Pour l’heure, la plupart des juridictions utilisent les réglementations
existantes (qui contiennent inévitablement des lacunes compte tenu
de l’échelle extrêmement petite et de la nature spécifique des nanomatériaux)
ou y apportent des ajouts en vue de combler ces lacunes. Au sein
de l’Union européenne, par exemple, une multitude de réglementations
s’appliquent à la nanotechnologie. De nombreux acteurs, que ce soit
des Etats (Etats-Unis, Chine, Afrique du Sud, Inde), des organisations
internationales (Organisation de coopération et de développement
économiques (OCDE), Organisation mondiale de la santé (OMS)), des associations
(Organisation internationale de normalisation (ISO)) ou des organisations
non gouvernementales (ONG), prennent actuellement des initiatives
visant à concevoir de nouvelles réglementations, plus complètes et
cohérentes, en matière de nanotechnologie
.
11. Malheureusement, il apparaît que la communication entre les
différentes parties prenantes n’est de loin pas suffisante, sans
parler des efforts d’harmonisation, encore moindres. Il en résulte
une véritable cacophonie, le cadre législatif en vigueur présentant
soit une tendance à freiner l’innovation, soit des insuffisances
sur le plan de la maîtrise des risques. J’ai le sentiment que, plutôt
que de faire le choix de la prudence, la plupart des Etats privilégient
aujourd’hui le développement technologique, dans l’espoir d’en tirer des
avantages sur le plan économique. Or, la non-application du principe
de précaution qui résulte de cette approche peut s’avérer dangereuse
à long terme car elle risque d’entraîner des dommages considérables,
à la fois pour la santé publique et pour l’environnement.

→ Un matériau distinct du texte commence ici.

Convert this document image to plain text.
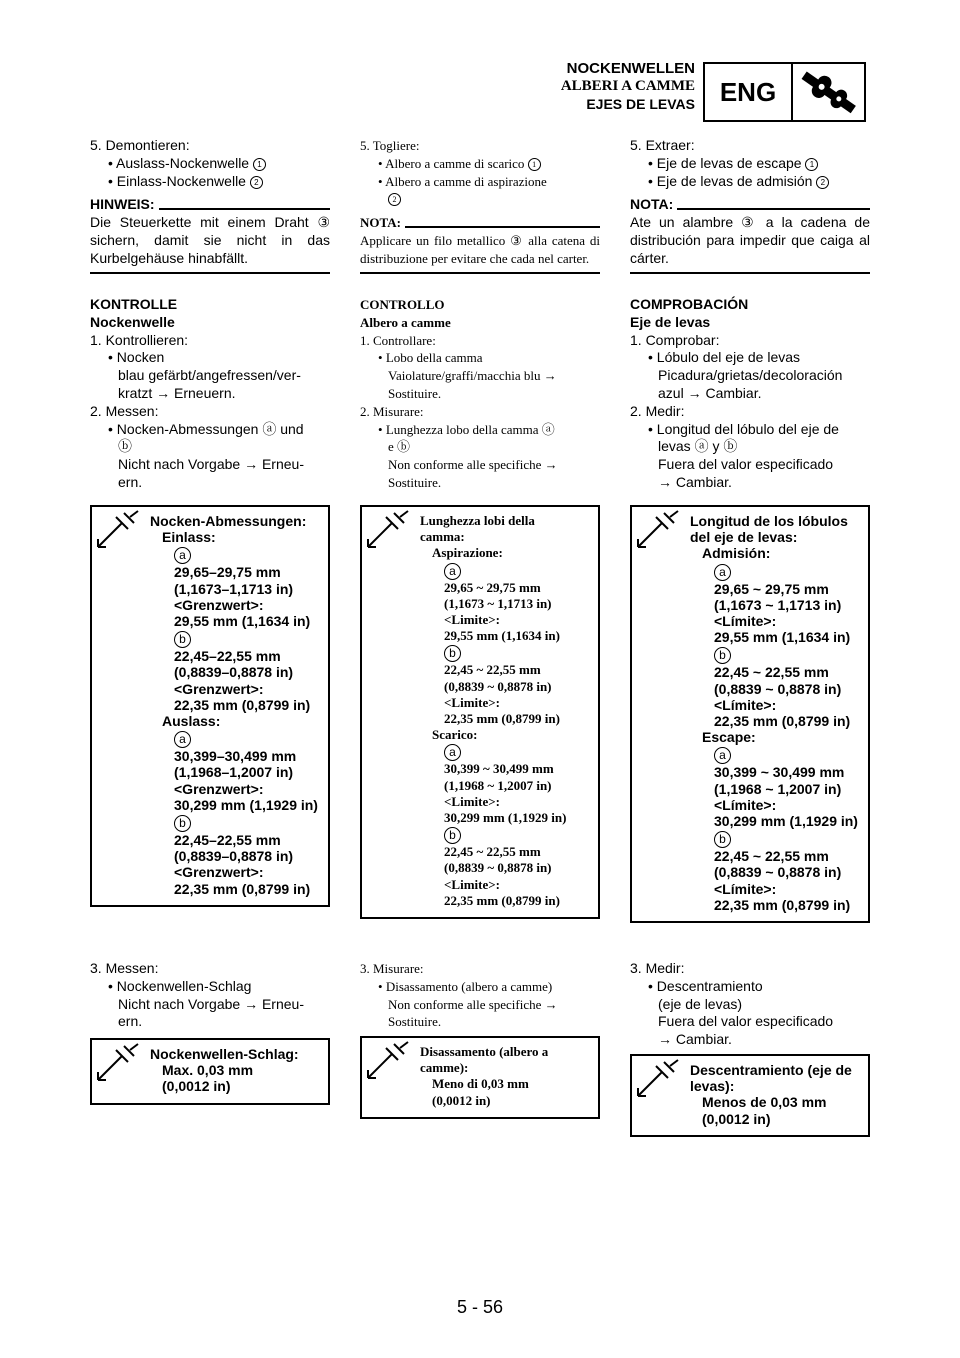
NOCKENWELLEN
ALBERI A CAMME
EJES DE LEVAS ENG
5. Demontieren:
• Auslass-Nockenwelle 1
• Einlass-Nockenwelle 2
HINWEIS:
Die Steuerkette mit einem Draht ③ sichern, damit sie nicht in das Kurbelgehäuse hinabfällt.
KONTROLLE
Nockenwelle
1. Kontrollieren:
• Nocken
blau gefärbt/angefressen/ver-
kratzt → Erneuern.
2. Messen:
• Nocken-Abmessungen ⓐ und
ⓑ
Nicht nach Vorgabe → Erneu-
ern.
Nocken-Abmessungen:
Einlass:
a
29,65–29,75 mm
(1,1673–1,1713 in)
<Grenzwert>:
29,55 mm (1,1634 in)
b
22,45–22,55 mm
(0,8839–0,8878 in)
<Grenzwert>:
22,35 mm (0,8799 in)
Auslass:
a
30,399–30,499 mm
(1,1968–1,2007 in)
<Grenzwert>:
30,299 mm (1,1929 in)
b
22,45–22,55 mm
(0,8839–0,8878 in)
<Grenzwert>:
22,35 mm (0,8799 in)
3. Messen:
• Nockenwellen-Schlag
Nicht nach Vorgabe → Erneu-
ern.
Nockenwellen-Schlag:
Max. 0,03 mm
(0,0012 in)
5. Togliere:
• Albero a camme di scarico 1
• Albero a camme di aspirazione
2
NOTA:
Applicare un filo metallico ③ alla catena di distribuzione per evitare che cada nel carter.
CONTROLLO
Albero a camme
1. Controllare:
• Lobo della camma
Vaiolature/graffi/macchia blu →
Sostituire.
2. Misurare:
• Lunghezza lobo della camma ⓐ
e ⓑ
Non conforme alle specifiche →
Sostituire.
Lunghezza lobi della
camma:
Aspirazione:
a
29,65 ~ 29,75 mm
(1,1673 ~ 1,1713 in)
<Limite>:
29,55 mm (1,1634 in)
b
22,45 ~ 22,55 mm
(0,8839 ~ 0,8878 in)
<Limite>:
22,35 mm (0,8799 in)
Scarico:
a
30,399 ~ 30,499 mm
(1,1968 ~ 1,2007 in)
<Limite>:
30,299 mm (1,1929 in)
b
22,45 ~ 22,55 mm
(0,8839 ~ 0,8878 in)
<Limite>:
22,35 mm (0,8799 in)
3. Misurare:
• Disassamento (albero a camme)
Non conforme alle specifiche →
Sostituire.
Disassamento (albero a
camme):
Meno di 0,03 mm
(0,0012 in)
5. Extraer:
• Eje de levas de escape 1
• Eje de levas de admisión 2
NOTA:
Ate un alambre ③ a la cadena de distribución para impedir que caiga al cárter.
COMPROBACIÓN
Eje de levas
1. Comprobar:
• Lóbulo del eje de levas
Picadura/grietas/decoloración
azul → Cambiar.
2. Medir:
• Longitud del lóbulo del eje de
levas ⓐ y ⓑ
Fuera del valor especificado
→ Cambiar.
Longitud de los lóbulos
del eje de levas:
Admisión:
a
29,65 ~ 29,75 mm
(1,1673 ~ 1,1713 in)
<Límite>:
29,55 mm (1,1634 in)
b
22,45 ~ 22,55 mm
(0,8839 ~ 0,8878 in)
<Límite>:
22,35 mm (0,8799 in)
Escape:
a
30,399 ~ 30,499 mm
(1,1968 ~ 1,2007 in)
<Límite>:
30,299 mm (1,1929 in)
b
22,45 ~ 22,55 mm
(0,8839 ~ 0,8878 in)
<Límite>:
22,35 mm (0,8799 in)
3. Medir:
• Descentramiento
(eje de levas)
Fuera del valor especificado
→ Cambiar.
Descentramiento (eje de
levas):
Menos de 0,03 mm
(0,0012 in)
5 - 56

12. A l’évidence, il est nécessaire d’établir une norme commune
afin de mettre dûment en balance les risques et les avantages potentiels
de la nanotechnologie par une harmonisation de la base législative,
en gardant à l’esprit le principe de précaution. La réalisation
de cet objectif exige non seulement l’établissement d’un dialogue
entre les différentes parties prenantes, mais également un débat
public éclairé incluant l’information et l’éducation du consommateur
et des patients (avec des prescriptions en matière d’étiquetage tenant
compte des impératifs du consentement éclairé). Fort du mandat unique
qui est le sien en matière de droits humains et de ses mécanismes
normatifs basés sur des conventions, ainsi que de son expertise
en matière de bioéthique, le Conseil de l’Europe est idéalement
placé pour mener à bien une telle harmonisation là où d’autres acteurs
dotés d’un mandat plus restreint ont jusqu’à présent échoué.
5. Conclusions
et recommandations
13. L’experte consultante, Mme Feitshans, a formulé ses
propres conclusions et recommandations, basées sur l’idée selon
laquelle la législation peut favoriser le développement de nouvelles
industries tout en assurant un suivi de la situation en prévoyant
des systèmes de financement et d’incitation afin de maîtriser les
nouveaux risques. Je suis d’accord avec elle sur un point en particulier
(et la plupart des autres): le Conseil de l’Europe a un rôle important
à jouer à ce stade préliminaire de l’élaboration de lois et de réglementations
relatives à la nanotechnologie.
14. En effet, le Comité des Ministres et l’Assemblée parlementaire
reconnaissent la nécessité de prôner une culture de la précaution
qui intègre le principe de précaution au sein des processus de recherche
scientifique, dans le respect de la liberté de recherche et d’innovation
.
A cet égard, le Comité des Ministres a rappelé en 2008 les engagements
exprimés par les chefs d’Etat et de gouvernement du Conseil de l’Europe
dans la Déclaration finale du 3e Sommet
du Conseil de l’Europe, de «garantir la sécurité des citoyens dans
le plein respect des droits de l’homme et des libertés fondamentales»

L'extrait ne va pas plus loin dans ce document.